Approved 3/17/2024
A RESOLUTION OF THE DEMOCRATIC PARTY OF OREGON
WHEREAS, Fannie Lou Hamer was born in Montgomery County, Mississippi in 1917, the youngest of 20 children, she spent her life as a sharecropper with little formal education, but still loved to read as much as she could. She was forced to drop out of school at age 12 to help support her family, and
WHEREAS, At age 27, Ms. Hamer married Perry “Pap” Hamer. She tried to have a family, but instead had several miscarriages. In 1961 a white doctor gave her a hysterectomy without her consent while undergoing surgery to remove a uterine tumor. This practice was so commonly performed on poor Black women that it was called a “Mississippi appendectomy”, and
WHEREAS, in the summer of 1962, Ms. Hamer attended a meeting of the Student Nonviolent Coordinating Committee (SNCC) and was deeply inspired to register to vote, and to work to help others do the same, despite knowing the life-threatening dangers for Black people trying to access the ballot box in the state of Mississippi, and
WHEREAS, throughout 1963, Ms. Hamer became an active member of SNCC and was jailed and beaten by law enforcement officers many times for being a driving force with other activists in the fight to register Black voters. One of the many beatings that she sustained left her with permanent kidney damage, a blood clot behind her left eye, and a permanent limp; and
WHEREAS, in the mid-1960s, in Ms. Hamer’s pursuit, in her words, “to work for my people, for the rest of my life,” she became one of the grassroots leaders of the Mississippi Freedom Democratic Party (MFDP), at the height of the Civil Rights Movement; and
WHEREAS, at the 1964 Democratic National Convention, held in Atlantic City, NJ, Ms. Hamer and other Black activists sought to be seated on the floor of the Convention, in place of the all-white Mississippi Democratic delegation, which had been elected through fraud and violence. Although denied delegate seating, Fannie Lou Hamer riveted the nation in her live televised testimony at the convention. It is well documented by historians that President Johnson called an emergency press conference to divert the networks from Ms. Hamer’s transfixing testimony and then offered the Freedom Party a compromise: two non-voting seats accompanying the white delegation. Ms. Hamer’s unforgettable historical response was simply, “We didn’t come all this way for no two seats!”; and
WHEREAS, Ms. Hamer and the Freedom Democratic Party returned home to Mississippi, without being seated at the 1964 Democratic National Convention, the effort proved her to be a powerful orator and uncompromising activist. Fannie Lou Hamer traveled the country, throughout the remainder of her life, raising awareness of civil and human rights, from her humble beginnings as a sharecropper; and
WHEREAS, the Oregon Shakespeare Festival (OSF) honored Fannie Lou Hamer in 2021 with a production of playwright Cheryl L. West’s “Fannie: The Music and Life of Fannie Lou Hamer.” Nataki Garrett, the OSF Artistic Director at the time, described the production as “an inspiring call to action to continue Hamer’s work”; and
WHEREAS, Fannie Lou Hamer died in 1977 at age 59, officially from cancer and heart disease, but it was really from being poor, Black, and an activist in Mississippi at a time when all of these “conditions” were lethal; and
WHEREAS, Ambassador Andrew Young, the former United States ambassador to the United Nations, gave Ms. Hamer’s eulogy saying that the seeds of social change in America “were sown here by the sweat and blood of you and Fannie Lou Hamer.”

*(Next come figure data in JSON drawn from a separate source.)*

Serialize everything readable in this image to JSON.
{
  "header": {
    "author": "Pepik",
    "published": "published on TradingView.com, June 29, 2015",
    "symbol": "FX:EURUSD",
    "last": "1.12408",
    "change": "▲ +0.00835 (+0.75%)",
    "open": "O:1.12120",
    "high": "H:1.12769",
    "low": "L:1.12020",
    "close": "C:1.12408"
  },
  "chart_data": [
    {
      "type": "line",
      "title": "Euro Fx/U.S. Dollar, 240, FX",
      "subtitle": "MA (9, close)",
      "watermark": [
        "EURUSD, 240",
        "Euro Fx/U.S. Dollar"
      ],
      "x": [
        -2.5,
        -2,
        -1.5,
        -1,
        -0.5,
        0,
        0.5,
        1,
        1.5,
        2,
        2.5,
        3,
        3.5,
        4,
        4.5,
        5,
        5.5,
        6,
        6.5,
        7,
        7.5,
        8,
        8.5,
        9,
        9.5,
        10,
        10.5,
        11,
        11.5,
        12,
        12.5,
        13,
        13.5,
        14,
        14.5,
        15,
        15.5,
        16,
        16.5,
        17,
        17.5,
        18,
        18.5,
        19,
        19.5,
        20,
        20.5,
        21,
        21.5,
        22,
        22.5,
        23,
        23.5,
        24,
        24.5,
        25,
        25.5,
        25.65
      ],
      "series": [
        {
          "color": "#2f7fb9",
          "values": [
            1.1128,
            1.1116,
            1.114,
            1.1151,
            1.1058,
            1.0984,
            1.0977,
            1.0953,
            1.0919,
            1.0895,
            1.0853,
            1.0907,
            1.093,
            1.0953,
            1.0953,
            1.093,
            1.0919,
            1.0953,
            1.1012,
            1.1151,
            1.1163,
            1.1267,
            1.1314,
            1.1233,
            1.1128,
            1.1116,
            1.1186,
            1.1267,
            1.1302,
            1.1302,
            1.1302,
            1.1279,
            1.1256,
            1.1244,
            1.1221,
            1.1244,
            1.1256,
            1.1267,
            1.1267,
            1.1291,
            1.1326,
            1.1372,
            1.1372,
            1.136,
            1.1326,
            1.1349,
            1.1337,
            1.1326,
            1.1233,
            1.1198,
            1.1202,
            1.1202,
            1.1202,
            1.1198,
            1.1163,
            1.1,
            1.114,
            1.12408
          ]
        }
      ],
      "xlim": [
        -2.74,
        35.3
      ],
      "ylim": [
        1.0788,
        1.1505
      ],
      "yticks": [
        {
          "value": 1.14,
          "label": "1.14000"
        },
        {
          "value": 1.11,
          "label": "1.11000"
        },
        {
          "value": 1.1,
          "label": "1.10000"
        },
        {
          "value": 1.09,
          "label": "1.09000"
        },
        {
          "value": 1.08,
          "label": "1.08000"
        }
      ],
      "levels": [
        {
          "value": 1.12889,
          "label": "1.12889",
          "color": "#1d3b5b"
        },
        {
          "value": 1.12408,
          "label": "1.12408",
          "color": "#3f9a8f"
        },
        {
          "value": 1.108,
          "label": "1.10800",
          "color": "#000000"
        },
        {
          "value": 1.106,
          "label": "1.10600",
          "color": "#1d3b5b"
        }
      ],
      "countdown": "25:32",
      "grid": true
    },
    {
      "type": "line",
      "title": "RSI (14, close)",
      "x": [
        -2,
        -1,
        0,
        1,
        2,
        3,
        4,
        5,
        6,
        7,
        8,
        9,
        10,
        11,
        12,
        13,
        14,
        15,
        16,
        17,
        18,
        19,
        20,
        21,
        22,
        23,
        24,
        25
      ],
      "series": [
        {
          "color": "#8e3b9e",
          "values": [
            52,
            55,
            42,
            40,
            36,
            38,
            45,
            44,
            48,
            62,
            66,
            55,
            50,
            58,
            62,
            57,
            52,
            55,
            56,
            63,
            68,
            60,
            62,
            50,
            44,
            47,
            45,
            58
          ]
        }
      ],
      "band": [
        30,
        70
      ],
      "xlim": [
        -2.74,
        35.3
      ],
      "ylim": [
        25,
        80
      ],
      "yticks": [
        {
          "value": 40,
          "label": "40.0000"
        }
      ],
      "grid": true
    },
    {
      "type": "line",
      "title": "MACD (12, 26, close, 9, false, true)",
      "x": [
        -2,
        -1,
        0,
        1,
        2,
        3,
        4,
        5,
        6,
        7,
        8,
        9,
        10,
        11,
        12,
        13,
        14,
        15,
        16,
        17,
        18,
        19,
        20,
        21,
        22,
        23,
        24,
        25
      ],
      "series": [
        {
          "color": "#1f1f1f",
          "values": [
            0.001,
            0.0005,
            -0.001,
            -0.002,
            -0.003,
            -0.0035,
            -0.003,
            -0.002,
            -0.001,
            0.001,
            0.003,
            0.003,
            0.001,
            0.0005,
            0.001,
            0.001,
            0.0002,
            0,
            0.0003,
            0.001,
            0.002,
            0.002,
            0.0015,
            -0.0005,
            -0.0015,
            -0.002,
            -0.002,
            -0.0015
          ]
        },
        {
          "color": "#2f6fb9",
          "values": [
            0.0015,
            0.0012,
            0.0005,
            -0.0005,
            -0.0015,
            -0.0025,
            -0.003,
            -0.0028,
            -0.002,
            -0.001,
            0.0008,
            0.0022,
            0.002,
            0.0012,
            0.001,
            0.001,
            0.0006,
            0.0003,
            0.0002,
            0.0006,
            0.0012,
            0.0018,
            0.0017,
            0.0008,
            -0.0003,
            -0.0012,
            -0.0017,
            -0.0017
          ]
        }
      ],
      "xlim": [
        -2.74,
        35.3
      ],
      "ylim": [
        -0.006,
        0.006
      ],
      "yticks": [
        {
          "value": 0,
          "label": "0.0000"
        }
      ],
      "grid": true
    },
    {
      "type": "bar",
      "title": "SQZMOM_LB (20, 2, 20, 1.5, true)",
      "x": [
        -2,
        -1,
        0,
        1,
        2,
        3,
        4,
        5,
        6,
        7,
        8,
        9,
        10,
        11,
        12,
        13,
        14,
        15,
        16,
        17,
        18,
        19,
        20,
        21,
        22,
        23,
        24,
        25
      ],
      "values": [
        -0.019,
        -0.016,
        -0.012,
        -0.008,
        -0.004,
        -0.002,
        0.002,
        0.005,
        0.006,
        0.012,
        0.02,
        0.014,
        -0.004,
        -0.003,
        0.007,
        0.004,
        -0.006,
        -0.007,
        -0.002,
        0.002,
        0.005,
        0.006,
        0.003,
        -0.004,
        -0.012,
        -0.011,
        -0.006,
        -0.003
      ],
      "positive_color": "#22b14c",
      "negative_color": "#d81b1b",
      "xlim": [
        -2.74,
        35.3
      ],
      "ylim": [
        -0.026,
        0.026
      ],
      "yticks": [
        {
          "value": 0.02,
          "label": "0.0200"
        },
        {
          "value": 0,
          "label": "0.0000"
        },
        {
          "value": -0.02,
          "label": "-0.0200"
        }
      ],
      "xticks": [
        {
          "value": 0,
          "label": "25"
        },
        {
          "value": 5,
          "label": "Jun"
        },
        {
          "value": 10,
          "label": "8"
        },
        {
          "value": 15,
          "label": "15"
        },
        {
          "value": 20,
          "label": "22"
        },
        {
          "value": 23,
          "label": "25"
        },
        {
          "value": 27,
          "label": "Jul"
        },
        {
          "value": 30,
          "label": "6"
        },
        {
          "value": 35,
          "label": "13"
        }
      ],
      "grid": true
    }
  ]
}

NOW, THEREFORE, THE DEMOCRATIC PARTY OF OREGON RESOLVES AS FOLLOWS:
As a state and as a nation, WE CELEBRATE AND HONOR THE LIFE AND LEGACY OF MS. FANNIE LOU HAMER. In honoring Ms. Hamer, we honor American history, Black excellence, leadership, culture, creativity, resistance, and the resilience that makes us a more perfect version of ourselves.
Submitted by Rosa Colquitt, PhD, Chair, Democratic Party of Oregon; Michael Smith, Gun Owners Caucus; Kelie McWilliams, Polk County; Lisa Cejka, Marion County; Miles Pendleton, Lane County; James Posey, Multnomah County; Priscilla Smith, Rural Caucus; Jeff Denny, Clatsop County; Mike Gardner, Clackamas County; Cole Daneman, Jackson County; James Farley, Clackamas County; Andy Davis, Clatsop County; Shani Harris-Bagwell, Multnomah County; Nathan Soltz, DPO Secretary
Drafted with support by Michele Wise and Ronnie Wise, former Mississippi activist, current Washington County Democratic Party activists and PCPs.